Two of my favourite things together at last: clafoutis and tamarillos. Clafoutis is a firm custard-like baked pudding studded with seasonal fruit. Dreamy for dessert with a scoop of good vanilla ice cream, clafoutis also makes for an excellent weekend breakfast with a dollop of thick Greek yoghurt (Zany Zeus is my choice).
Adapted from a Lois Daish recipe
full fat milk 1 cup
caster sugar 1/4 cup plus 1 tablespoon
free range eggs 3
vanilla paste 1 teaspoon
salt a pinch
gluten free flour or plain 1/2 cup
icing sugar for dusting (check that it’s gluten free if that’s a concern)
Boil the jug and pierce the skin of the tamarillos in a few places with a skewer or small knife. Place in medium-sized saucepan and pour over the boiling water and cover with a lid. Leave for ten minutes and drain off water.
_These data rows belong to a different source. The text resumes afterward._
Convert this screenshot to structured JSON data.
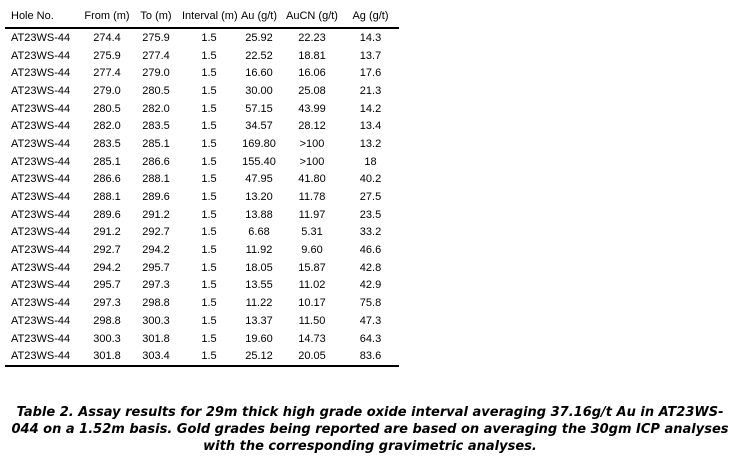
{
  "table": {
    "columns": [
      "Hole No.",
      "From (m)",
      "To (m)",
      "Interval (m)",
      "Au (g/t)",
      "AuCN (g/t)",
      "Ag (g/t)"
    ],
    "rows": [
      [
        "AT23WS-44",
        "274.4",
        "275.9",
        "1.5",
        "25.92",
        "22.23",
        "14.3"
      ],
      [
        "AT23WS-44",
        "275.9",
        "277.4",
        "1.5",
        "22.52",
        "18.81",
        "13.7"
      ],
      [
        "AT23WS-44",
        "277.4",
        "279.0",
        "1.5",
        "16.60",
        "16.06",
        "17.6"
      ],
      [
        "AT23WS-44",
        "279.0",
        "280.5",
        "1.5",
        "30.00",
        "25.08",
        "21.3"
      ],
      [
        "AT23WS-44",
        "280.5",
        "282.0",
        "1.5",
        "57.15",
        "43.99",
        "14.2"
      ],
      [
        "AT23WS-44",
        "282.0",
        "283.5",
        "1.5",
        "34.57",
        "28.12",
        "13.4"
      ],
      [
        "AT23WS-44",
        "283.5",
        "285.1",
        "1.5",
        "169.80",
        ">100",
        "13.2"
      ],
      [
        "AT23WS-44",
        "285.1",
        "286.6",
        "1.5",
        "155.40",
        ">100",
        "18"
      ],
      [
        "AT23WS-44",
        "286.6",
        "288.1",
        "1.5",
        "47.95",
        "41.80",
        "40.2"
      ],
      [
        "AT23WS-44",
        "288.1",
        "289.6",
        "1.5",
        "13.20",
        "11.78",
        "27.5"
      ],
      [
        "AT23WS-44",
        "289.6",
        "291.2",
        "1.5",
        "13.88",
        "11.97",
        "23.5"
      ],
      [
        "AT23WS-44",
        "291.2",
        "292.7",
        "1.5",
        "6.68",
        "5.31",
        "33.2"
      ],
      [
        "AT23WS-44",
        "292.7",
        "294.2",
        "1.5",
        "11.92",
        "9.60",
        "46.6"
      ],
      [
        "AT23WS-44",
        "294.2",
        "295.7",
        "1.5",
        "18.05",
        "15.87",
        "42.8"
      ],
      [
        "AT23WS-44",
        "295.7",
        "297.3",
        "1.5",
        "13.55",
        "11.02",
        "42.9"
      ],
      [
        "AT23WS-44",
        "297.3",
        "298.8",
        "1.5",
        "11.22",
        "10.17",
        "75.8"
      ],
      [
        "AT23WS-44",
        "298.8",
        "300.3",
        "1.5",
        "13.37",
        "11.50",
        "47.3"
      ],
      [
        "AT23WS-44",
        "300.3",
        "301.8",
        "1.5",
        "19.60",
        "14.73",
        "64.3"
      ],
      [
        "AT23WS-44",
        "301.8",
        "303.4",
        "1.5",
        "25.12",
        "20.05",
        "83.6"
      ]
    ]
  },
  "caption": {
    "lines": [
      "Table 2. Assay results for 29m thick high grade oxide interval averaging 37.16g/t Au in AT23WS-",
      "044 on a 1.52m basis. Gold grades being reported are based on averaging the 30gm ICP analyses",
      "with the corresponding gravimetric analyses."
    ]
  },
  "colors": {
    "background": "#ffffff",
    "text": "#000000",
    "rule": "#000000"
  }
}
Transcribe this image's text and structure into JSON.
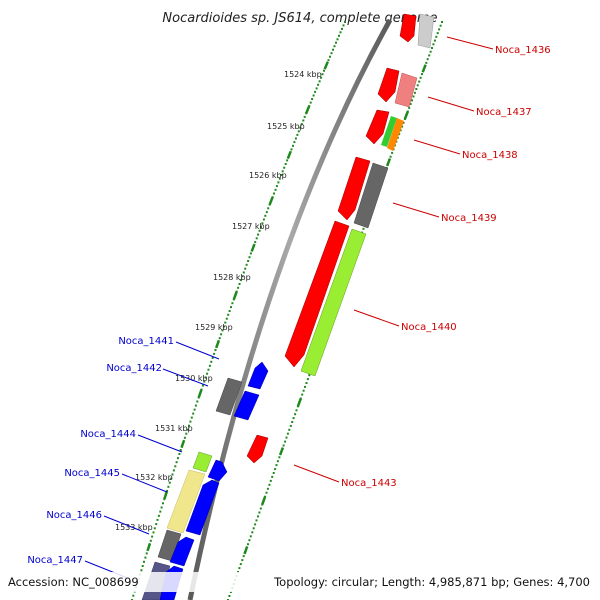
{
  "title": "Nocardioides sp. JS614, complete genome",
  "footer": {
    "accession": "Accession: NC_008699",
    "summary": "Topology: circular; Length: 4,985,871 bp; Genes: 4,700"
  },
  "colors": {
    "forward_label": "#cc0000",
    "reverse_label": "#0000cc",
    "backbone": "#8a8a8a",
    "dots": "#1e8a1e",
    "ticks": "#1e8a1e"
  },
  "scale_labels": [
    "1524 kbp",
    "1525 kbp",
    "1526 kbp",
    "1527 kbp",
    "1528 kbp",
    "1529 kbp",
    "1530 kbp",
    "1531 kbp",
    "1532 kbp",
    "1533 kbp"
  ],
  "forward_genes": [
    {
      "name": "Noca_1436",
      "color": "#ff0000",
      "color2": "#cccccc"
    },
    {
      "name": "Noca_1437",
      "color": "#ff0000",
      "color2": "#f08080"
    },
    {
      "name": "Noca_1438",
      "color": "#ff0000",
      "color2": "#33cc33",
      "color3": "#ff8800"
    },
    {
      "name": "Noca_1439",
      "color": "#ff0000",
      "color2": "#666666"
    },
    {
      "name": "Noca_1440",
      "color": "#ff0000",
      "color2": "#99ee33"
    },
    {
      "name": "Noca_1443",
      "color": "#ff0000"
    }
  ],
  "reverse_genes": [
    {
      "name": "Noca_1441",
      "color": "#0000ff",
      "color2": "#666666"
    },
    {
      "name": "Noca_1442",
      "color": "#0000ff"
    },
    {
      "name": "Noca_1444",
      "color": "#0000ff",
      "color2": "#99ee33"
    },
    {
      "name": "Noca_1445",
      "color": "#0000ff",
      "color2": "#f0e68c"
    },
    {
      "name": "Noca_1446",
      "color": "#0000ff",
      "color2": "#666666"
    },
    {
      "name": "Noca_1447",
      "color": "#0000ff",
      "color2": "#555588"
    }
  ]
}
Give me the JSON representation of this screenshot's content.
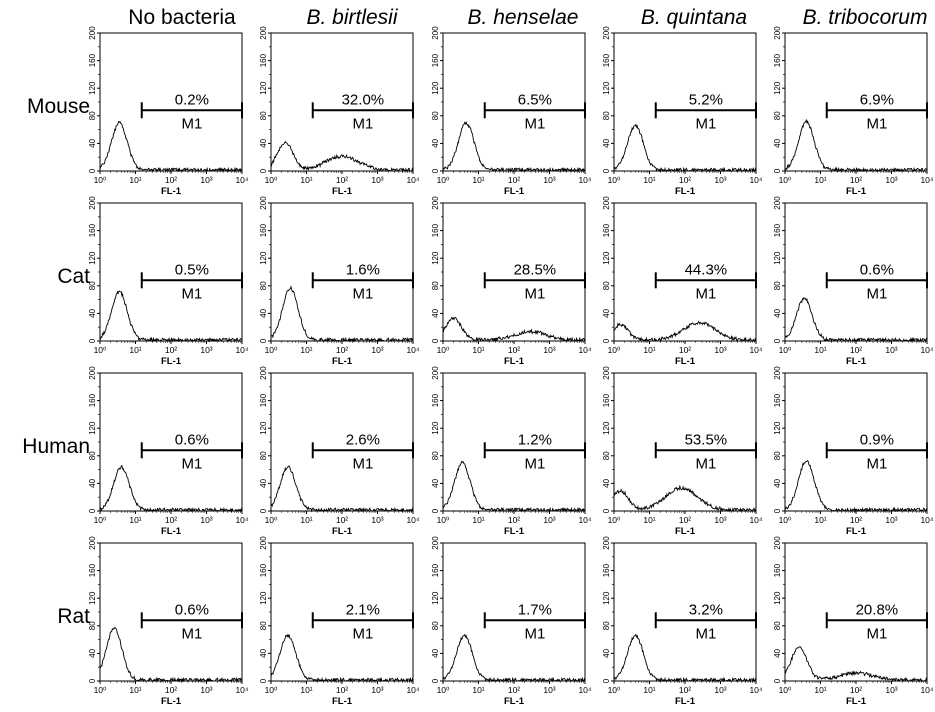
{
  "figure": {
    "columns": [
      {
        "label": "No bacteria",
        "italic": false
      },
      {
        "label": "B. birtlesii",
        "italic": true
      },
      {
        "label": "B. henselae",
        "italic": true
      },
      {
        "label": "B. quintana",
        "italic": true
      },
      {
        "label": "B. tribocorum",
        "italic": true
      }
    ],
    "rows": [
      "Mouse",
      "Cat",
      "Human",
      "Rat"
    ]
  },
  "chart_data": {
    "type": "histogram-grid",
    "x_axis": {
      "label": "FL-1",
      "scale": "log",
      "range": [
        1,
        10000
      ],
      "tick_labels": [
        "10⁰",
        "10¹",
        "10²",
        "10³",
        "10⁴"
      ]
    },
    "y_axis": {
      "range": [
        0,
        200
      ],
      "tick_labels": [
        "0",
        "40",
        "80",
        "120",
        "160",
        "200"
      ]
    },
    "gate": {
      "label": "M1",
      "range": [
        15,
        10000
      ],
      "height": 88
    },
    "line_color": "#000000",
    "panels": [
      {
        "row": "Mouse",
        "column": "No bacteria",
        "percent": "0.2%",
        "peak_x": 3.5,
        "peak_y": 68,
        "second_peak_x": null,
        "second_peak_y": 0
      },
      {
        "row": "Mouse",
        "column": "B. birtlesii",
        "percent": "32.0%",
        "peak_x": 2.5,
        "peak_y": 40,
        "second_peak_x": 100,
        "second_peak_y": 20
      },
      {
        "row": "Mouse",
        "column": "B. henselae",
        "percent": "6.5%",
        "peak_x": 4.5,
        "peak_y": 68,
        "second_peak_x": null,
        "second_peak_y": 0
      },
      {
        "row": "Mouse",
        "column": "B. quintana",
        "percent": "5.2%",
        "peak_x": 4.0,
        "peak_y": 65,
        "second_peak_x": null,
        "second_peak_y": 0
      },
      {
        "row": "Mouse",
        "column": "B. tribocorum",
        "percent": "6.9%",
        "peak_x": 4.0,
        "peak_y": 70,
        "second_peak_x": null,
        "second_peak_y": 0
      },
      {
        "row": "Cat",
        "column": "No bacteria",
        "percent": "0.5%",
        "peak_x": 3.5,
        "peak_y": 70,
        "second_peak_x": null,
        "second_peak_y": 0
      },
      {
        "row": "Cat",
        "column": "B. birtlesii",
        "percent": "1.6%",
        "peak_x": 3.5,
        "peak_y": 75,
        "second_peak_x": null,
        "second_peak_y": 0
      },
      {
        "row": "Cat",
        "column": "B. henselae",
        "percent": "28.5%",
        "peak_x": 2.0,
        "peak_y": 32,
        "second_peak_x": 300,
        "second_peak_y": 12
      },
      {
        "row": "Cat",
        "column": "B. quintana",
        "percent": "44.3%",
        "peak_x": 1.5,
        "peak_y": 22,
        "second_peak_x": 250,
        "second_peak_y": 25
      },
      {
        "row": "Cat",
        "column": "B. tribocorum",
        "percent": "0.6%",
        "peak_x": 3.5,
        "peak_y": 60,
        "second_peak_x": null,
        "second_peak_y": 0
      },
      {
        "row": "Human",
        "column": "No bacteria",
        "percent": "0.6%",
        "peak_x": 4.0,
        "peak_y": 62,
        "second_peak_x": null,
        "second_peak_y": 0
      },
      {
        "row": "Human",
        "column": "B. birtlesii",
        "percent": "2.6%",
        "peak_x": 3.0,
        "peak_y": 62,
        "second_peak_x": null,
        "second_peak_y": 0
      },
      {
        "row": "Human",
        "column": "B. henselae",
        "percent": "1.2%",
        "peak_x": 3.5,
        "peak_y": 68,
        "second_peak_x": null,
        "second_peak_y": 0
      },
      {
        "row": "Human",
        "column": "B. quintana",
        "percent": "53.5%",
        "peak_x": 1.5,
        "peak_y": 28,
        "second_peak_x": 80,
        "second_peak_y": 32
      },
      {
        "row": "Human",
        "column": "B. tribocorum",
        "percent": "0.9%",
        "peak_x": 4.0,
        "peak_y": 72,
        "second_peak_x": null,
        "second_peak_y": 0
      },
      {
        "row": "Rat",
        "column": "No bacteria",
        "percent": "0.6%",
        "peak_x": 2.5,
        "peak_y": 75,
        "second_peak_x": null,
        "second_peak_y": 0
      },
      {
        "row": "Rat",
        "column": "B. birtlesii",
        "percent": "2.1%",
        "peak_x": 3.0,
        "peak_y": 65,
        "second_peak_x": null,
        "second_peak_y": 0
      },
      {
        "row": "Rat",
        "column": "B. henselae",
        "percent": "1.7%",
        "peak_x": 4.0,
        "peak_y": 65,
        "second_peak_x": null,
        "second_peak_y": 0
      },
      {
        "row": "Rat",
        "column": "B. quintana",
        "percent": "3.2%",
        "peak_x": 4.0,
        "peak_y": 65,
        "second_peak_x": null,
        "second_peak_y": 0
      },
      {
        "row": "Rat",
        "column": "B. tribocorum",
        "percent": "20.8%",
        "peak_x": 2.5,
        "peak_y": 48,
        "second_peak_x": 100,
        "second_peak_y": 10
      }
    ]
  }
}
Cut off the top of each tamarillo and you should be able to easily peel off the skins. If not, cover again with boiling water and leave for another 1-2 minutes. Slice the peeled tamarillos lengthwise into quarters.
Place all of remaining ingredients except for the icing sugar, into a blender and blitz until a smooth batter is formed. Butter a large shallow ovenproof dish. Pour a layer of batter into the bottom of the dish and place in oven for a minute or two until the batter sets. Arrange the tamarillo pieces on top of the set batter and pour the remaining batter over the top. Bake at 180°C for about 40 minutes until it is puffed and brown. Dust with icing sugar and serve warm.